Supplementary Protection Certificates (SPC) in the EU extend the market exclusivity provided by patents by up to five years. Similar protection also exists in the USA and Japan for up to five years, depending on the relevant legal criteria. Supplementary Protection Certificates are designed to compensate for the time lapse between the patent application and the granting of the marketing authorisation, when the originator company has to complete the development of its product and obtain regulatory approval. The relevant piece of EU regulation is Regulation (EC) No. 469/2009.
At present, EU-based manufacturers of generic and biosimilar medicines are not permitted to make these products for export to non-European markets for as long as the reference medicinal product is protected by an SPC, even if protection for the product has already expired in the export markets. In addition, EU-based manufacturers cannot even start manufacturing during the SPC period for launch in EU markets immediately after the expiry of the SPC.
Indeed, during both the patent and the SPC protection period, the makers of the protected medicinal product have the manufacturing and marketing monopoly for it, i.e. production of the generic medicine for commercial use is prohibited.
This was followed by a public consultation between 12 October 2017 and 04 January 2018.

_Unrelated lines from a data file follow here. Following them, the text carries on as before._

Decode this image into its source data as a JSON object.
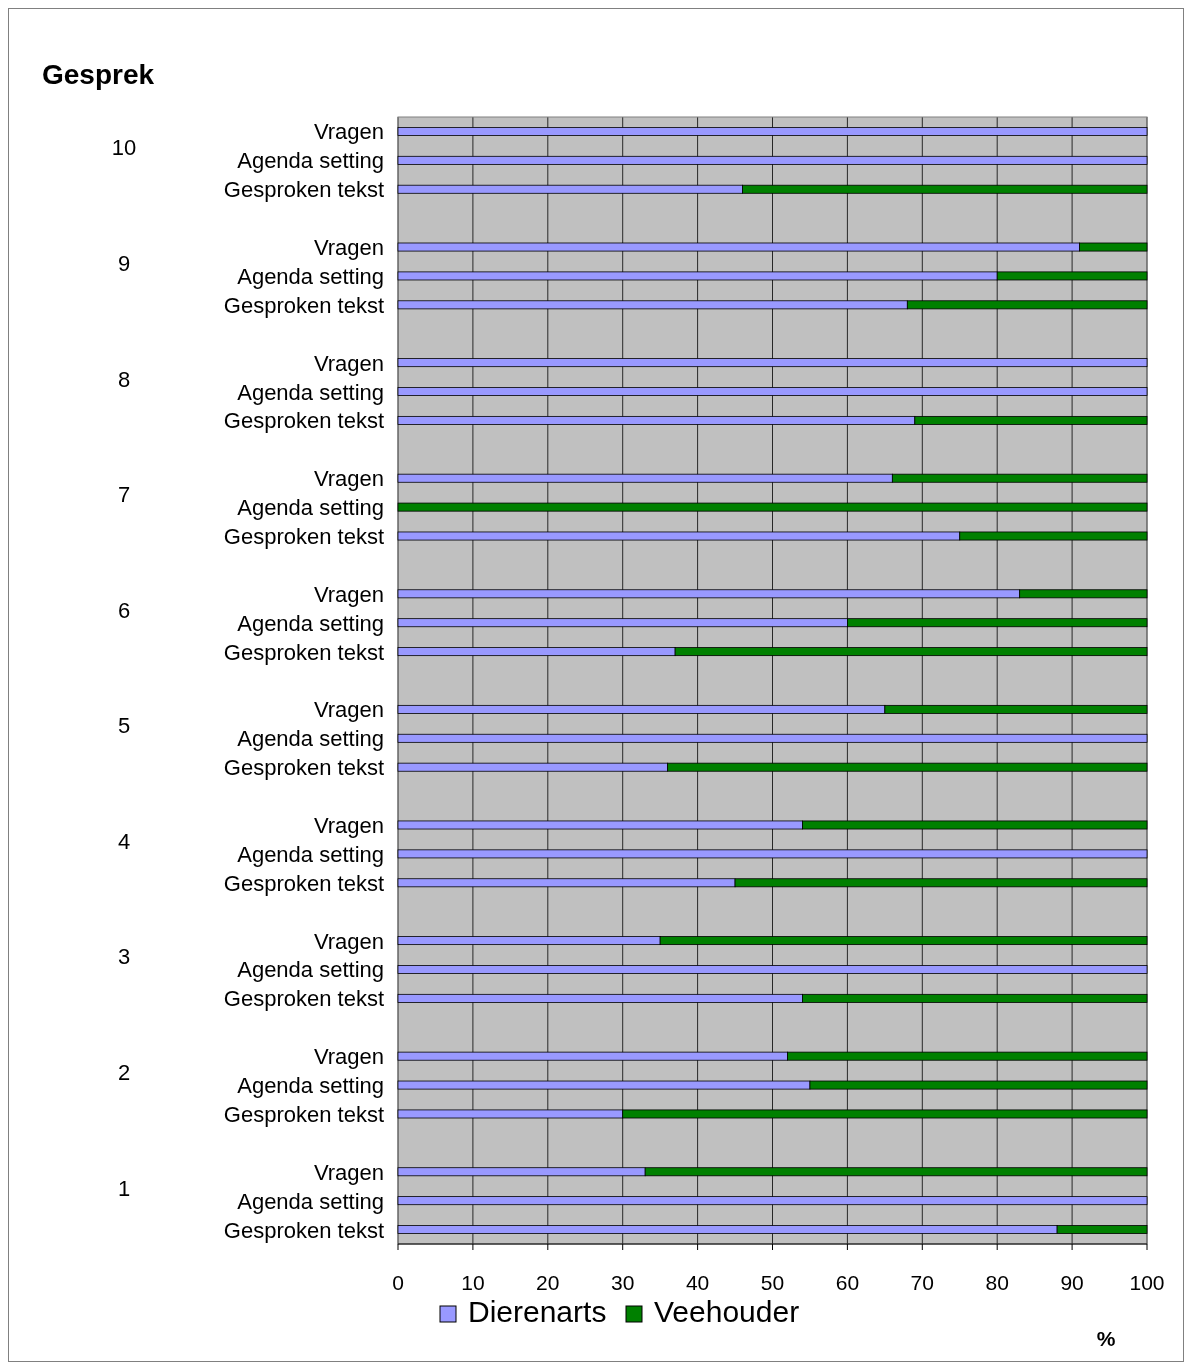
{
  "chart_data": {
    "type": "bar",
    "orientation": "horizontal",
    "stacked": true,
    "title": "Gesprek",
    "xlabel": "%",
    "categories": [
      "Vragen",
      "Agenda setting",
      "Gesproken tekst",
      null,
      "Vragen",
      "Agenda setting",
      "Gesproken tekst",
      null,
      "Vragen",
      "Agenda setting",
      "Gesproken tekst",
      null,
      "Vragen",
      "Agenda setting",
      "Gesproken tekst",
      null,
      "Vragen",
      "Agenda setting",
      "Gesproken tekst",
      null,
      "Vragen",
      "Agenda setting",
      "Gesproken tekst",
      null,
      "Vragen",
      "Agenda setting",
      "Gesproken tekst",
      null,
      "Vragen",
      "Agenda setting",
      "Gesproken tekst",
      null,
      "Vragen",
      "Agenda setting",
      "Gesproken tekst",
      null,
      "Vragen",
      "Agenda setting",
      "Gesproken tekst"
    ],
    "series": [
      {
        "name": "Dierenarts",
        "color": "#9999ff",
        "values": [
          100,
          100,
          46,
          null,
          91,
          80,
          68,
          null,
          100,
          100,
          69,
          null,
          66,
          0,
          75,
          null,
          83,
          60,
          37,
          null,
          65,
          100,
          36,
          null,
          54,
          100,
          45,
          null,
          35,
          100,
          54,
          null,
          52,
          55,
          30,
          null,
          33,
          100,
          88
        ]
      },
      {
        "name": "Veehouder",
        "color": "#008000",
        "values": [
          0,
          0,
          54,
          null,
          9,
          20,
          32,
          null,
          0,
          0,
          31,
          null,
          34,
          100,
          25,
          null,
          17,
          40,
          63,
          null,
          35,
          0,
          64,
          null,
          46,
          0,
          55,
          null,
          65,
          0,
          46,
          null,
          48,
          45,
          70,
          null,
          67,
          0,
          12
        ]
      }
    ],
    "annotations": [
      "10",
      "9",
      "8",
      "7",
      "6",
      "5",
      "4",
      "3",
      "2",
      "1"
    ],
    "xlim": [
      0,
      100
    ],
    "xticks": [
      0,
      10,
      20,
      30,
      40,
      50,
      60,
      70,
      80,
      90,
      100
    ],
    "grid": "x",
    "legend": "bottom"
  }
}
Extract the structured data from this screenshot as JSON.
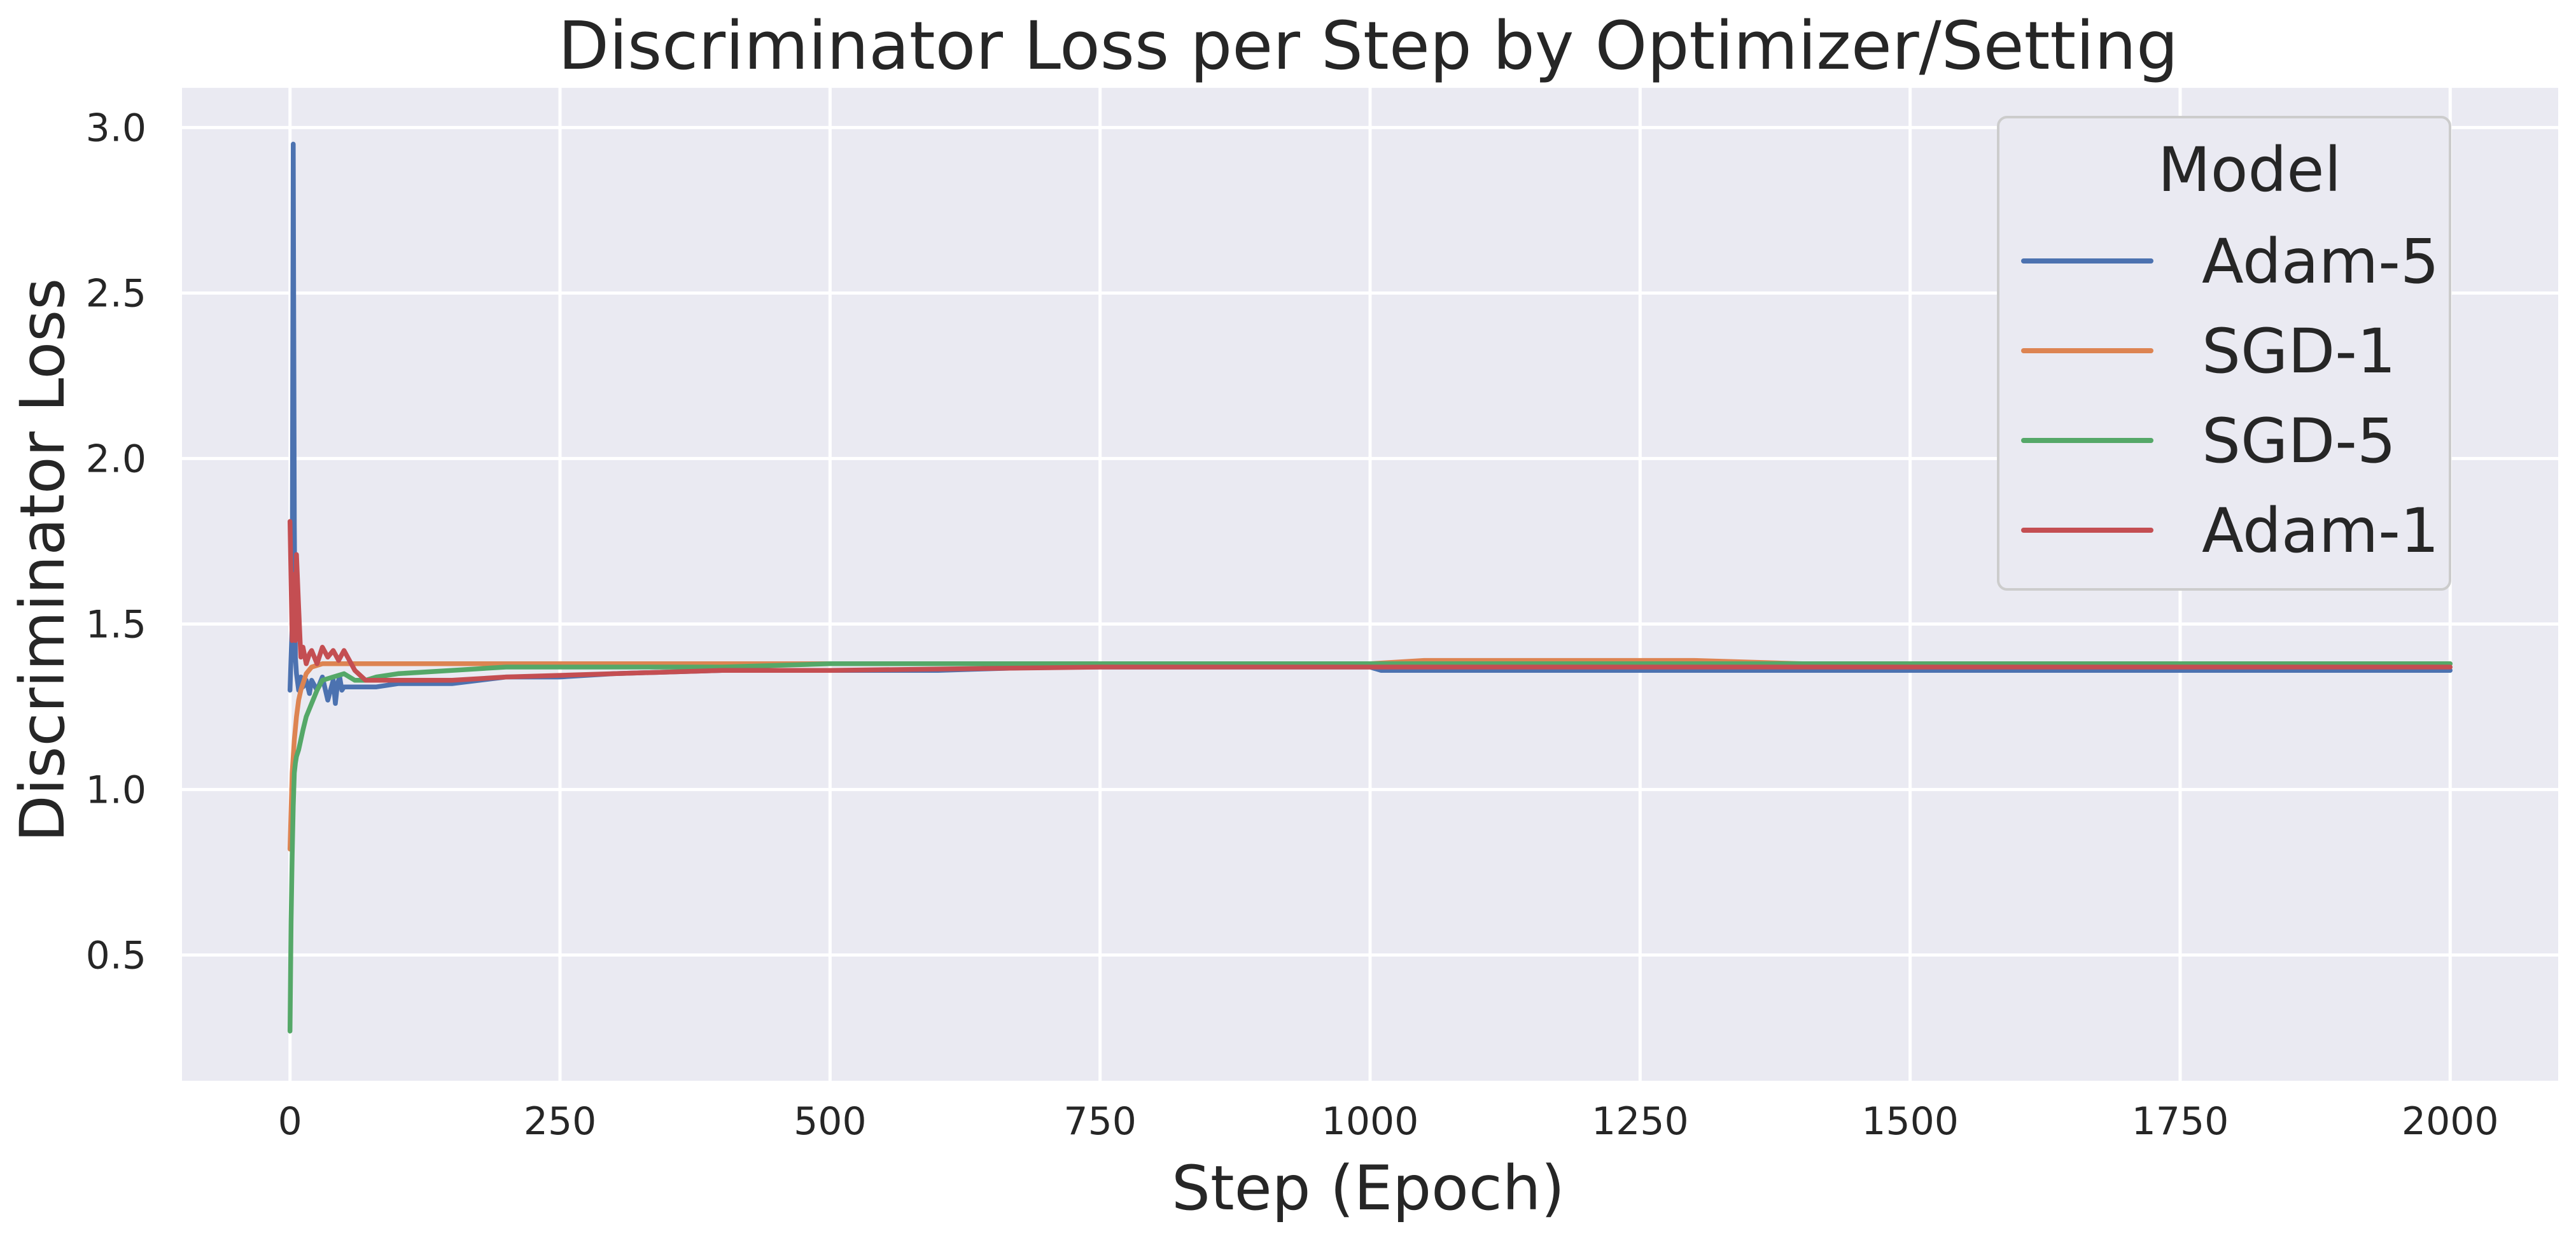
{
  "chart_data": {
    "type": "line",
    "title": "Discriminator Loss per Step by Optimizer/Setting",
    "xlabel": "Step (Epoch)",
    "ylabel": "Discriminator Loss",
    "xlim": [
      -100,
      2100
    ],
    "ylim": [
      0.12,
      3.12
    ],
    "xticks": [
      0,
      250,
      500,
      750,
      1000,
      1250,
      1500,
      1750,
      2000
    ],
    "yticks": [
      0.5,
      1.0,
      1.5,
      2.0,
      2.5,
      3.0
    ],
    "grid": true,
    "legend": {
      "title": "Model",
      "placement": "top-right"
    },
    "colors": {
      "plot_background": "#eaeaf2",
      "grid": "#ffffff",
      "text": "#262626"
    },
    "series": [
      {
        "name": "Adam-5",
        "color": "#4c72b0",
        "x": [
          0,
          2,
          3,
          4,
          5,
          6,
          8,
          10,
          12,
          15,
          18,
          20,
          25,
          30,
          35,
          40,
          42,
          44,
          46,
          48,
          50,
          60,
          70,
          80,
          100,
          150,
          200,
          250,
          300,
          400,
          500,
          600,
          700,
          800,
          900,
          1000,
          1010,
          1050,
          1100,
          1250,
          1500,
          1750,
          2000
        ],
        "y": [
          1.3,
          1.5,
          2.95,
          1.8,
          1.4,
          1.35,
          1.3,
          1.34,
          1.31,
          1.33,
          1.29,
          1.33,
          1.3,
          1.34,
          1.27,
          1.33,
          1.26,
          1.32,
          1.34,
          1.3,
          1.31,
          1.31,
          1.31,
          1.31,
          1.32,
          1.32,
          1.34,
          1.34,
          1.35,
          1.36,
          1.36,
          1.36,
          1.37,
          1.37,
          1.37,
          1.37,
          1.36,
          1.36,
          1.36,
          1.36,
          1.36,
          1.36,
          1.36
        ]
      },
      {
        "name": "SGD-1",
        "color": "#dd8452",
        "x": [
          0,
          2,
          4,
          6,
          8,
          10,
          12,
          15,
          20,
          30,
          40,
          50,
          60,
          80,
          100,
          150,
          200,
          300,
          400,
          500,
          750,
          1000,
          1050,
          1100,
          1150,
          1200,
          1250,
          1300,
          1400,
          1500,
          1600,
          1750,
          1900,
          2000
        ],
        "y": [
          0.82,
          1.05,
          1.15,
          1.22,
          1.27,
          1.3,
          1.32,
          1.35,
          1.37,
          1.38,
          1.38,
          1.38,
          1.38,
          1.38,
          1.38,
          1.38,
          1.38,
          1.38,
          1.38,
          1.38,
          1.38,
          1.38,
          1.39,
          1.39,
          1.39,
          1.39,
          1.39,
          1.39,
          1.38,
          1.38,
          1.38,
          1.38,
          1.38,
          1.38
        ]
      },
      {
        "name": "SGD-5",
        "color": "#55a868",
        "x": [
          0,
          1,
          2,
          3,
          4,
          5,
          6,
          8,
          10,
          12,
          15,
          20,
          25,
          30,
          40,
          50,
          60,
          70,
          80,
          100,
          150,
          200,
          250,
          300,
          400,
          500,
          750,
          1000,
          1250,
          1500,
          1750,
          2000
        ],
        "y": [
          0.27,
          0.6,
          0.8,
          0.95,
          1.05,
          1.08,
          1.1,
          1.12,
          1.15,
          1.18,
          1.22,
          1.26,
          1.3,
          1.33,
          1.34,
          1.35,
          1.33,
          1.33,
          1.34,
          1.35,
          1.36,
          1.37,
          1.37,
          1.37,
          1.37,
          1.38,
          1.38,
          1.38,
          1.38,
          1.38,
          1.38,
          1.38
        ]
      },
      {
        "name": "Adam-1",
        "color": "#c44e52",
        "x": [
          0,
          2,
          3,
          5,
          6,
          8,
          10,
          12,
          15,
          18,
          20,
          25,
          30,
          35,
          40,
          45,
          50,
          60,
          70,
          80,
          100,
          150,
          200,
          300,
          400,
          500,
          750,
          1000,
          1250,
          1500,
          1750,
          2000
        ],
        "y": [
          1.81,
          1.45,
          1.65,
          1.45,
          1.71,
          1.55,
          1.4,
          1.43,
          1.38,
          1.41,
          1.42,
          1.38,
          1.43,
          1.4,
          1.42,
          1.39,
          1.42,
          1.36,
          1.33,
          1.33,
          1.33,
          1.33,
          1.34,
          1.35,
          1.36,
          1.36,
          1.37,
          1.37,
          1.37,
          1.37,
          1.37,
          1.37
        ]
      }
    ]
  }
}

In this context, the Commission published the study 'Assessing the economic impacts of changing exemption provision during patent and SPC protection in Europe' (see download section). This study was conducted by Charles River Associates on behalf of the Commission (CRA study). It shows that such a waiver provision would generate
additional net sales for the EU pharmaceutical industry amounting to €9.5 billion;
25,000 additional jobs;
€254.3 million additional net sales of EU Active Pharmaceutical Ingredients (API);
2,000 new direct jobs for the EU API industry and
savings in the European healthcare system of €3.1 billion.